The eyes of Locke and Dr. Shepton, which seemed unnaturally large, were fixed on Holden. Tension had grown to such a point that no one except Dr. Fell could quite sit still.

"If we decided this was murder—" Holden began.

"Go on!"

"If we decided this was murder, there was only one explanation of why it looked so much like suicide. Margot really had changed her gown in the middle of the night: dressing up (as Celia said) in the manner of someone going to a great dinner. Margot herself had the poison bottle, which we now know contained morphine and belladonna. The words I wrote for Dr. Fell were suicide pact."

Locke started to get up.

"You mean . . ?'

"A suicide pact" retorted Holden, "arranged between Margot and her lover. At a certain time that night—she in one place, he in another—each of them was to drink poison. But he never intended to keep his side of the bargain. It would be a perfect method of murder."

Locke's immaculate hat gloves, and walking stick dropped to the floor.

"Is this true, Dr. Fell?" he demanded.

"As far as it goes, yes."

"As far as it goes?"

"For if it is true," interposed Holden, "it means this was a crime at long distance. The murderer needn't have been in the house at all."

"Oh, yes, the murderer was," said Dr. Fell.

"In the house?" whispered Locke through dry lips.

"Yes."

"But "

"Didn't I tell you," exclaimed Dr. Fell testily, "that the true hysteric never commits suicide? Margot Marsh passionately wanted a hysteric's suicide for love, yes. She believed she could go through with it, yes. She would even have drunk the poison, yes."

"Well then!"

"But, when she felt the effects of the poison coming on, the true hysteric couldn't have held out. She couldn't have faced death. She would have screamed for help, and used it as a weapon, a lever, to force Thorley Marsh into granting what she wanted.

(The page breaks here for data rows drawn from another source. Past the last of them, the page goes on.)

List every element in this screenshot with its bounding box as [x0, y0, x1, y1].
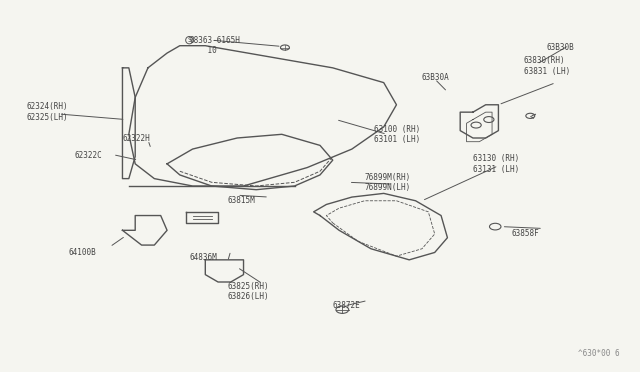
Text: 63B30B: 63B30B	[546, 43, 574, 52]
Text: 62322H: 62322H	[122, 134, 150, 142]
Text: 08363-6165H
    10: 08363-6165H 10	[189, 36, 240, 55]
Text: 63B30A: 63B30A	[422, 73, 450, 81]
Text: 63100 (RH)
63101 (LH): 63100 (RH) 63101 (LH)	[374, 125, 420, 144]
Text: 62322C: 62322C	[75, 151, 102, 160]
Text: 63815M: 63815M	[228, 196, 255, 205]
Text: 63858F: 63858F	[511, 229, 539, 238]
Text: 63830(RH)
63831 (LH): 63830(RH) 63831 (LH)	[524, 56, 570, 76]
Text: 63825(RH)
63826(LH): 63825(RH) 63826(LH)	[228, 282, 269, 301]
Text: 64100B: 64100B	[68, 248, 96, 257]
Text: 64836M: 64836M	[189, 253, 217, 263]
Text: ^630*00 6: ^630*00 6	[578, 349, 620, 358]
Text: 63130 (RH)
63131 (LH): 63130 (RH) 63131 (LH)	[473, 154, 519, 174]
Text: 63872E: 63872E	[333, 301, 360, 311]
Text: S: S	[187, 37, 191, 43]
Text: 62324(RH)
62325(LH): 62324(RH) 62325(LH)	[27, 102, 68, 122]
Text: 76899M(RH)
76899N(LH): 76899M(RH) 76899N(LH)	[365, 173, 411, 192]
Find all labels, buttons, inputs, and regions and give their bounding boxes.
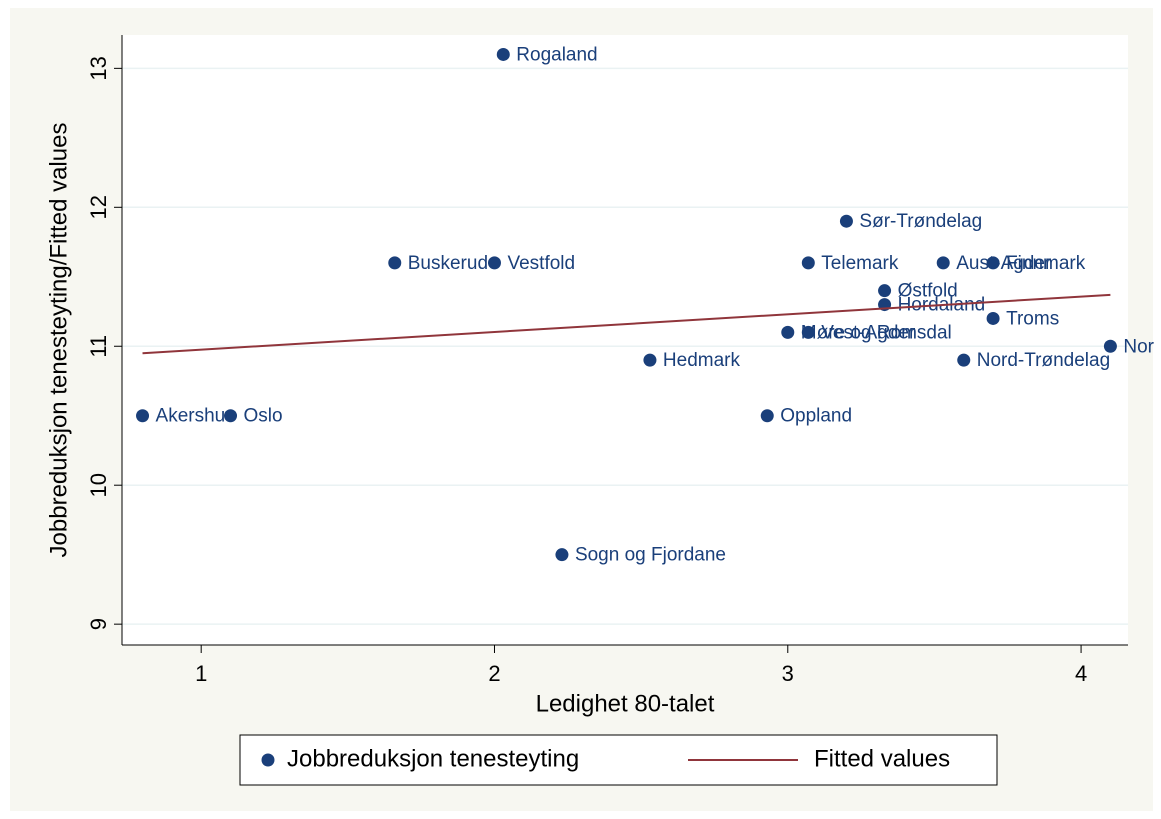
point xyxy=(839,214,853,228)
point xyxy=(760,409,774,423)
point-label: Oppland xyxy=(780,406,852,427)
point-label: Finnmark xyxy=(1006,253,1086,274)
point-label: Nor xyxy=(1123,336,1154,357)
y-tick-label: 11 xyxy=(86,335,111,358)
y-tick-label: 10 xyxy=(86,473,111,497)
point xyxy=(878,284,892,298)
point xyxy=(801,325,815,339)
point xyxy=(136,409,150,423)
point xyxy=(643,353,657,367)
point xyxy=(1103,339,1117,353)
point xyxy=(555,548,569,562)
point-label: Vest-Agder xyxy=(821,322,916,343)
point-label: Buskerud xyxy=(408,253,488,274)
legend-label: Jobbreduksjon tenesteyting xyxy=(287,745,579,772)
point-label: Aust-Agder xyxy=(956,253,1052,274)
point-label: Nord-Trøndelag xyxy=(977,350,1110,371)
point xyxy=(986,311,1000,325)
point xyxy=(388,256,402,270)
point-label: Vestfold xyxy=(507,253,575,274)
x-tick-label: 2 xyxy=(488,661,500,686)
fitted-line xyxy=(142,293,1111,355)
point-label: Hedmark xyxy=(663,350,741,371)
point xyxy=(224,409,238,423)
point-label: Troms xyxy=(1006,308,1059,329)
plot-area xyxy=(122,35,1128,645)
x-axis-title: Ledighet 80-talet xyxy=(536,690,715,717)
point-label: Østfold xyxy=(898,281,958,302)
legend xyxy=(239,734,998,786)
point-label: Møre og Romsdal xyxy=(801,322,952,343)
point xyxy=(487,256,501,270)
point xyxy=(986,256,1000,270)
point-label: Sogn og Fjordane xyxy=(575,545,726,566)
point-label: Rogaland xyxy=(516,44,597,65)
point xyxy=(957,353,971,367)
point-label: Oslo xyxy=(244,406,283,427)
y-tick-label: 13 xyxy=(86,56,111,80)
point-label: Telemark xyxy=(821,253,899,274)
point xyxy=(936,256,950,270)
point xyxy=(781,325,795,339)
point-label: Akershus xyxy=(156,406,235,427)
x-tick-label: 3 xyxy=(782,661,794,686)
point xyxy=(496,47,510,61)
legend-marker xyxy=(261,753,275,767)
x-tick-label: 1 xyxy=(195,661,207,686)
point xyxy=(801,256,815,270)
y-tick-label: 12 xyxy=(86,195,111,219)
legend-label: Fitted values xyxy=(814,745,950,772)
y-tick-label: 9 xyxy=(86,618,111,630)
x-tick-label: 4 xyxy=(1075,661,1087,686)
point-label: Sør-Trøndelag xyxy=(859,211,982,232)
y-axis-title: Jobbreduksjon tenesteyting/Fitted values xyxy=(45,123,72,558)
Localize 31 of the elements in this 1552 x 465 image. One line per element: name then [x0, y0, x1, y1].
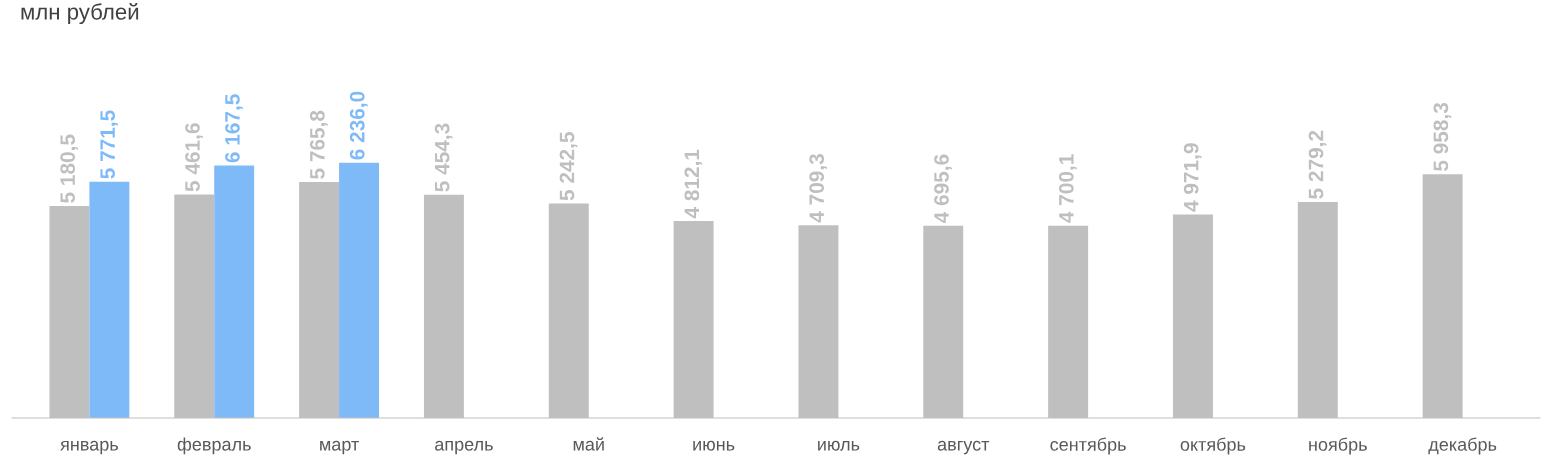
data-label: 5 242,5: [559, 132, 578, 201]
x-tick-label: февраль: [177, 437, 251, 455]
data-label: 4 695,6: [934, 154, 952, 224]
data-label: 5 461,6: [185, 123, 203, 192]
data-label: 4 709,3: [809, 154, 828, 223]
x-tick-label: август: [937, 440, 990, 455]
bar: [339, 162, 380, 418]
bar: [214, 165, 255, 418]
x-tick-label: октябрь: [1180, 437, 1246, 455]
x-tick-label: июль: [818, 440, 860, 451]
data-label: 5 765,8: [309, 110, 328, 179]
x-tick-label: ноябрь: [1309, 437, 1367, 455]
x-tick-label: сентябрь: [1050, 437, 1126, 455]
data-label: 4 700,1: [1058, 154, 1077, 223]
x-tick-label: апрель: [435, 440, 493, 455]
x-tick-label: май: [573, 437, 604, 451]
data-label: 6 167,5: [225, 94, 243, 163]
data-label: 5 771,5: [100, 110, 118, 179]
data-label: 5 454,3: [434, 123, 453, 192]
data-label: 4 812,1: [684, 149, 703, 219]
x-tick-label: январь: [60, 440, 118, 455]
data-label: 5 958,3: [1433, 102, 1452, 172]
x-tick-label: декабрь: [1428, 437, 1497, 455]
chart-title: млн рублей: [21, 3, 139, 25]
data-label: 5 279,2: [1308, 130, 1327, 199]
data-label: 5 180,5: [60, 134, 79, 203]
bar: [89, 181, 130, 418]
data-label: 4 971,9: [1183, 143, 1202, 212]
x-tick-label: июнь: [693, 440, 735, 451]
data-label: 6 236,0: [349, 91, 368, 160]
x-tick-label: март: [320, 440, 359, 455]
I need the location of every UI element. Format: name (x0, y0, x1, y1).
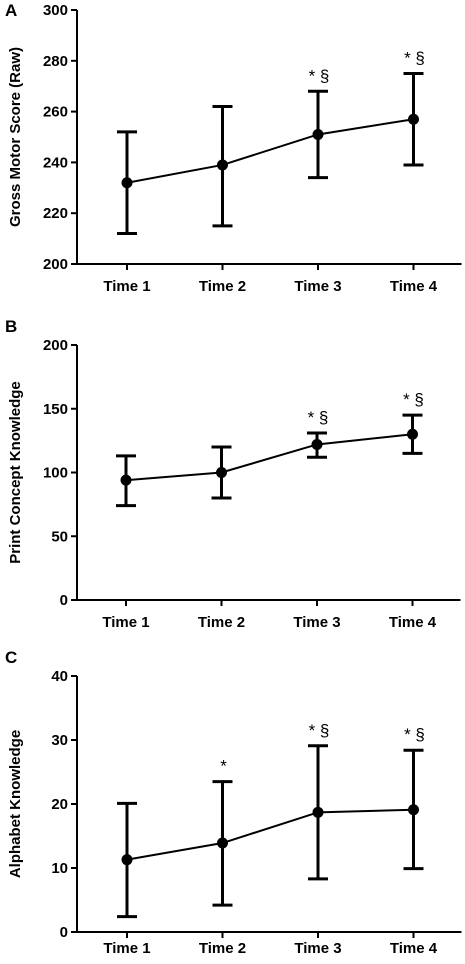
series-line (126, 808, 414, 861)
x-tick-label: Time 2 (199, 278, 246, 295)
x-tick-label: Time 2 (198, 614, 245, 631)
data-point (408, 804, 419, 816)
significance-annotation: * § (309, 721, 330, 740)
significance-annotation: * § (308, 408, 329, 427)
data-point (121, 854, 133, 866)
x-tick-label: Time 4 (390, 278, 438, 295)
panel-letter: C (5, 648, 17, 667)
data-point (312, 806, 324, 818)
y-axis-label: Gross Motor Score (Raw) (7, 47, 24, 227)
significance-annotation: * (220, 757, 227, 776)
y-tick-label: 50 (51, 528, 68, 545)
y-tick-label: 300 (43, 2, 68, 19)
y-tick-label: 280 (43, 53, 68, 70)
y-tick-label: 200 (43, 256, 68, 273)
panel-b: B 0 50 100 150 200 Time 1 Time 2 Time 3 Time 4 Pri… (5, 317, 461, 631)
x-tick-label: Time 1 (102, 614, 149, 631)
y-tick-label: 100 (43, 465, 68, 482)
data-point (407, 428, 418, 440)
y-tick-label: 0 (60, 924, 68, 941)
significance-annotation: * § (309, 66, 330, 85)
x-tick-label: Time 3 (294, 278, 341, 295)
y-tick-label: 10 (51, 860, 68, 877)
data-point (312, 128, 324, 140)
y-tick-label: 200 (43, 337, 68, 354)
x-tick-label: Time 4 (390, 940, 438, 957)
y-tick-label: 0 (60, 592, 68, 609)
data-point (217, 159, 228, 171)
x-tick-label: Time 4 (389, 614, 437, 631)
y-tick-label: 150 (43, 401, 68, 418)
data-point (120, 474, 132, 486)
x-tick-label: Time 1 (103, 940, 150, 957)
significance-annotation: * § (404, 49, 425, 68)
y-axis-label: Print Concept Knowledge (7, 381, 24, 564)
y-tick-label: 30 (51, 732, 68, 749)
panel-c: C 0 10 20 30 40 Time 1 Time 2 Time 3 Time 4 Alphab… (5, 648, 462, 957)
y-tick-label: 260 (43, 104, 68, 121)
x-tick-label: Time 3 (293, 614, 340, 631)
data-point (121, 177, 133, 189)
x-tick-label: Time 3 (294, 940, 341, 957)
panel-letter: B (5, 317, 17, 336)
data-point (408, 113, 419, 125)
y-tick-label: 240 (43, 154, 68, 171)
y-tick-label: 20 (51, 796, 68, 813)
significance-annotation: * § (403, 390, 424, 409)
data-point (216, 467, 227, 478)
y-tick-label: 220 (43, 205, 68, 222)
series-line (126, 118, 414, 184)
data-point (311, 438, 323, 450)
y-axis-label: Alphabet Knowledge (7, 730, 24, 878)
series-line (125, 433, 413, 482)
significance-annotation: * § (404, 725, 425, 744)
panel-letter: A (5, 1, 17, 20)
x-tick-label: Time 2 (199, 940, 246, 957)
y-tick-label: 40 (51, 668, 68, 685)
data-point (217, 837, 228, 849)
x-tick-label: Time 1 (103, 278, 150, 295)
panel-a: A 200 220 240 260 280 300 Time 1 Time 2 Time 3 Tim… (5, 1, 462, 295)
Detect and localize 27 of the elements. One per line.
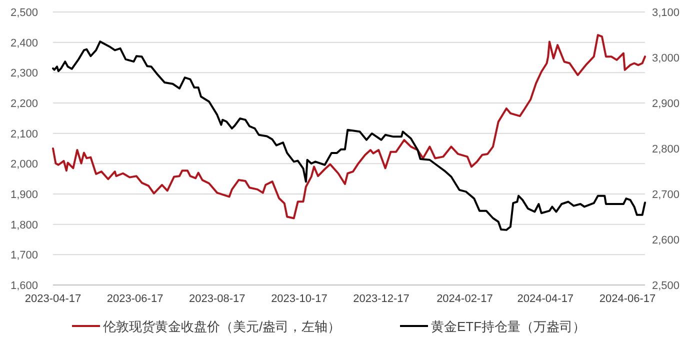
- y-tick-label: 2,200: [10, 98, 38, 110]
- y2-tick-label: 3,100: [652, 7, 680, 19]
- y-tick-label: 2,100: [10, 128, 38, 140]
- y-tick-label: 1,800: [10, 219, 38, 232]
- y-tick-label: 2,300: [10, 68, 38, 80]
- y2-tick-label: 2,900: [652, 98, 680, 110]
- x-tick-label: 2023-04-17: [24, 293, 82, 305]
- y2-tick-label: 2,800: [652, 144, 680, 156]
- x-tick-label: 2024-04-17: [517, 293, 574, 305]
- y-tick-label: 1,700: [10, 250, 38, 262]
- x-tick-label: 2024-06-17: [599, 293, 656, 305]
- y-tick-label: 2,500: [10, 7, 38, 19]
- x-tick-label: 2023-06-17: [106, 293, 164, 305]
- y-tick-label: 1,600: [10, 280, 38, 292]
- x-tick-label: 2023-12-17: [353, 293, 410, 305]
- y-tick-label: 2,400: [10, 37, 38, 50]
- y2-tick-label: 2,600: [652, 234, 680, 246]
- y2-tick-label: 3,000: [652, 52, 680, 64]
- x-tick-label: 2023-10-17: [271, 293, 328, 305]
- y2-tick-label: 2,500: [652, 280, 680, 292]
- y-tick-label: 2,000: [10, 158, 38, 171]
- legend-label: 黄金ETF持仓量（万盎司）: [431, 319, 586, 334]
- legend-label: 伦敦现货黄金收盘价（美元/盎司，左轴）: [103, 319, 341, 334]
- y-tick-label: 1,900: [10, 189, 38, 201]
- x-tick-label: 2023-08-17: [189, 293, 246, 305]
- x-tick-label: 2024-02-17: [436, 293, 493, 305]
- y2-tick-label: 2,700: [652, 189, 680, 201]
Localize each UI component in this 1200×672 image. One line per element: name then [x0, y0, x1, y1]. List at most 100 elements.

She wouldn't really have died, unless . . ."

"Go on!"

"Unless," said Dr. Fell, "someone crept in and struck her down unconscious. Unconscious, you see! So that the poison could do its work. Oh, yes. The murderer was in the house."

"Thank God!" Locke blurted out the words. They could see the veins standing out in his neck. "Thank God!"

"Why do you say that?"

"It is villainous to say so. It is wicked to say so." Locke controlled himself. "But I do say it. The murderer was in the house! It must have been Thorley Marsh (no, that couldn't be). Or Celia Devereux. (No! That couldn't be either!) Or—Derek Hurst-Gore."

"Not necessarily," said Dr. Fell.

"For the love of heaven, man," exploded Dr. Shepton, "say what you do mean!"

"As you like," assented Dr. Fell. "Shall I show you the murderer now?"

"Where?" asked Locke, looking wildly round the room.

"From Celia Devereux's story, you see," said Dr. Fell, "there were certain blazing indications as to where to look for the murderer. When I went to Caswall on Thursday evening, I asked a number of questions and got the replies I wanted. By thunder, I got more than I wanted."